Prosegue Geraci: «Abbiamo a cuore il tema del bullismo, che tocca profondamente tutti i soggetti della società, nessuno ne è fuori, visto che si manifesta in ruoli diversi, contrapponendosi, e identificandosi in tre figure fondamentali».

  1. L'oppresso, la vittima: è il bambino o il ragazzo che subisce prepotenze da un bullo o da un gruppo di bulli. La vittima passiva subisce prepotenze spesso legate a una sua caratteristica particolare rispetto al gruppo (es. l’aspetto fisico, la religione, l’orientamento sessuale); in genere è più debole rispetto alla media dei coetanei e del bullo in particolare, è ansiosa e insicura, è sensibile e tranquilla, è incapace di comportamenti decisi, ha una bassa autostima e un’opinione negativa di se stessa.
  2. L’oppressore, il bullo: è il bambino o il ragazzo che mette in atto prevaricazioni ripetute verso la vittima. In genere è più forte e più popolare della media dei coetanei, ha un forte bisogno di potere e di autoaffermazione e desidera concentrare l’attenzione su di sé; è impulsivo e ha difficoltà nell’autocontrollo, fa fatica a rispettare le regole, è spesso aggressivo non solo verso i coetanei, ma anche verso gli adulti (genitori e insegnanti).
  3. Gli osservatori, i cittadini: Sono tutti quei bambini e ragazzi che assistono agli episodi di bullismo o ne sono a conoscenza. Quasi sempre, infatti, gli episodi di bullismo avvengono in presenza del gruppo di coetanei, i quali nella maggior parte dei casi non intervengono, per la paura di diventare nuove vittime del bullo o per semplice indifferenza. Gli spettatori hanno un ruolo molto importante, poiché, a seconda del loro atteggiamento, possono favorire o frenare il dilagare delle prepotenze.
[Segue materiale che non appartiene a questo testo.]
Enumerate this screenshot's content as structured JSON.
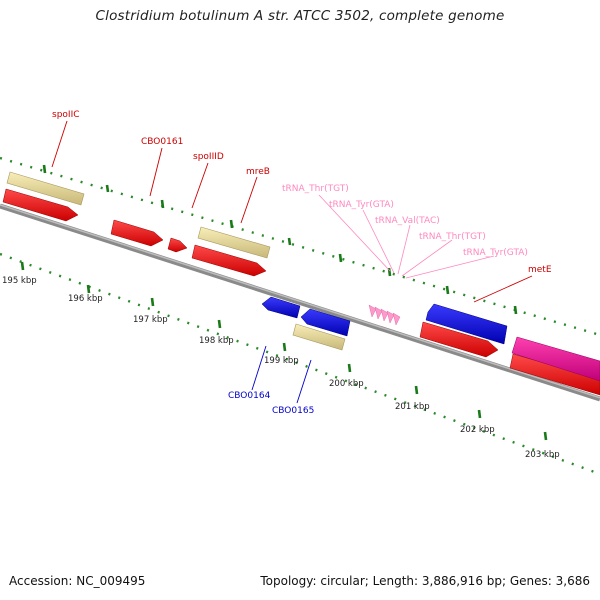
{
  "title": "Clostridium botulinum A str. ATCC 3502, complete genome",
  "accession": "Accession: NC_009495",
  "summary": "Topology: circular; Length: 3,886,916 bp; Genes: 3,686",
  "scale_labels": [
    "195 kbp",
    "196 kbp",
    "197 kbp",
    "198 kbp",
    "199 kbp",
    "200 kbp",
    "201 kbp",
    "202 kbp",
    "203 kbp"
  ],
  "gene_labels": {
    "spoIIC": "spoIIC",
    "CBO0161": "CBO0161",
    "spoIIID": "spoIIID",
    "mreB": "mreB",
    "trna1": "tRNA_Thr(TGT)",
    "trna2": "tRNA_Tyr(GTA)",
    "trna3": "tRNA_Val(TAC)",
    "trna4": "tRNA_Thr(TGT)",
    "trna5": "tRNA_Tyr(GTA)",
    "metE": "metE",
    "CBO0164": "CBO0164",
    "CBO0165": "CBO0165"
  },
  "colors": {
    "cds_forward": "#ff1a1a",
    "cds_reverse": "#1a1aff",
    "orf": "#f0e4a0",
    "trna": "#ff99cc",
    "magenta_feature": "#ff1aa0",
    "backbone": "#777777",
    "tick_green": "#1a7a1a",
    "label_red": "#cc0000",
    "label_blue": "#0000cc",
    "label_pink": "#ff88c0"
  }
}
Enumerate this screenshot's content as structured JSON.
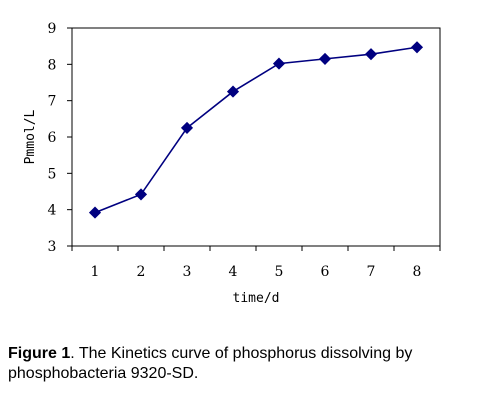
{
  "chart_data": {
    "type": "line",
    "title": "",
    "xlabel": "time/d",
    "ylabel": "Pmmol/L",
    "x": [
      1,
      2,
      3,
      4,
      5,
      6,
      7,
      8
    ],
    "x_tick_labels": [
      "1",
      "2",
      "3",
      "4",
      "5",
      "6",
      "7",
      "8"
    ],
    "y_tick_labels": [
      "3",
      "4",
      "5",
      "6",
      "7",
      "8",
      "9"
    ],
    "ylim": [
      3,
      9
    ],
    "series": [
      {
        "values": [
          3.92,
          4.42,
          6.25,
          7.25,
          8.02,
          8.15,
          8.28,
          8.47
        ],
        "color": "#000080",
        "marker": "diamond"
      }
    ],
    "grid": false,
    "legend": "none"
  },
  "caption": {
    "label": "Figure 1",
    "text": ". The Kinetics curve of phosphorus dissolving by phosphobacteria 9320-SD."
  }
}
Continua Geraci: «Daremo consigli utile alle famiglie, per stimolare nuove attività, promuovere comportamenti relazionali positivi, mettere in atto modelli educativi che si fondano sull’accettazione dell’altro (ascolto-rispetto), creare un clima dove i figli si possano sentire liberi di parlare, trovare strategie per far fronte ai problemi, e infine parlare con gli insegnanti che sono persone che vivono e vedono i nostr figli, ma staccati dalle emozioni relazionali. Vedremo come attuare interventi di contrasto, come prevenire, e infine come intervenire».